Background: Citizens have conveyed to professionals that care at the end of life is less than
optimal. Efforts to improve matters have tended to work in piecemeal fashion, on tangible
more than personal aspects of care, and without the benefit of documented perspectives of
those who face dying. Policy initiatives and clinical interventions need guidance from a broad
framework that is validated by patients' perspectives.
Purpose: Our goals were to: (1) assess the construct validity and stability over time of the
portions of a conceptual framework that concern patients' subjective experiences; (2) develop
a foundation for measurement of these personally meaningful factors; and (3) examine these
factors' associations for potential clinical or policy significance.
Population: Patients were from six diverse geographical areas whose physicians judged
their survival prognosis to be 6 months or less. Physicians who referred the patients were randomly
selected from state and specialty association lists.
Methods: We used in-person survey methodology and multivariate analysis of patient responses.

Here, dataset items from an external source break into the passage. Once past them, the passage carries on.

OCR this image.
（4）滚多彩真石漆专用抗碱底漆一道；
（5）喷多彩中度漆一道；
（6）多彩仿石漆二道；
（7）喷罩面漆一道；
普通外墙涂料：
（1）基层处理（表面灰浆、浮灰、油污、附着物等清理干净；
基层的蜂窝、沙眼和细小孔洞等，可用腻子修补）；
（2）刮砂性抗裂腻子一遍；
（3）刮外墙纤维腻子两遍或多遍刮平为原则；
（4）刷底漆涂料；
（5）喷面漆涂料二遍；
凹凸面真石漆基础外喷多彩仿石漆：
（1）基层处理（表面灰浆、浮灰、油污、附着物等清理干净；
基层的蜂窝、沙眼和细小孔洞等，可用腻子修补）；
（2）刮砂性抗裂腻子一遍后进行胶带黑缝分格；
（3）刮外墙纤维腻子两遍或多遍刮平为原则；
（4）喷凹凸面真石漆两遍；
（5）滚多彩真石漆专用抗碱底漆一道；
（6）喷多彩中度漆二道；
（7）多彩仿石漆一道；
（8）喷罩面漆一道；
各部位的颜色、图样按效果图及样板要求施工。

The analysis fell into two parts. Using exploratory factor analysis, we looked for evidence
of discrete dimensions of experiences. Using regression analysis, we examined associations
among them.
Results: Of 1,131 eligible patients, 988 were interviewed (87.4% response rate). Of 682 patients
who survived to follow-up interview 4-6 months later, 650 were interviewed (95.3% response
rate). Exploratory factor analysis identified 12 discrete factors (accounting for 55% of
variance; maximum Spearman's p = 0.24), 8 of which met criteria for representing measurable
dimensions (accounting for 46% of variance). These 8 were: patient-clinician relationship; social
connectedness; caregiving needs; psychological distress; spirituality/religiousness; personal
acceptance; sense of purpose; and clinician communication. Eigenvalues ranged from
1.45 to 6.30 and Cronbach's α from 0.63 to 0.85.
The concordance between these dimensions and those in the proposed framework indicated
that two dimensions required minor modifications and six were confirmed, providing
evidence of good construct validity for this portion of the framework. The same dimensions
were also evident at follow-up except that the first two above-listed loaded on one combinedfactor, clinician interaction (eigenvalues 1.83-7.92; Cronbach's α from 0.64 to 0.86). This provides
evidence of the construct's stability over time.
Clinical communication and patient-clinician relationship were associated (odds ratio [OR]
2.79, 2.31-3.36). Better clinician communication correlated with somewhat better personal acceptance
(OR 1.10,1.02-1.19), and a better patient-clinician relationship correlated with less
psychological distress (OR 0.84, 0.75-0.95).
Conclusions: We conclude that: (1) Personally meaningful aspects of patients' experience of
terminal illness can be represented in valid, multidimensional constructs that are stable over
time; (2) They are measurable; and (3) Aspects of the therapeutic relationship appear to correlate
with patients' experience of the dying process.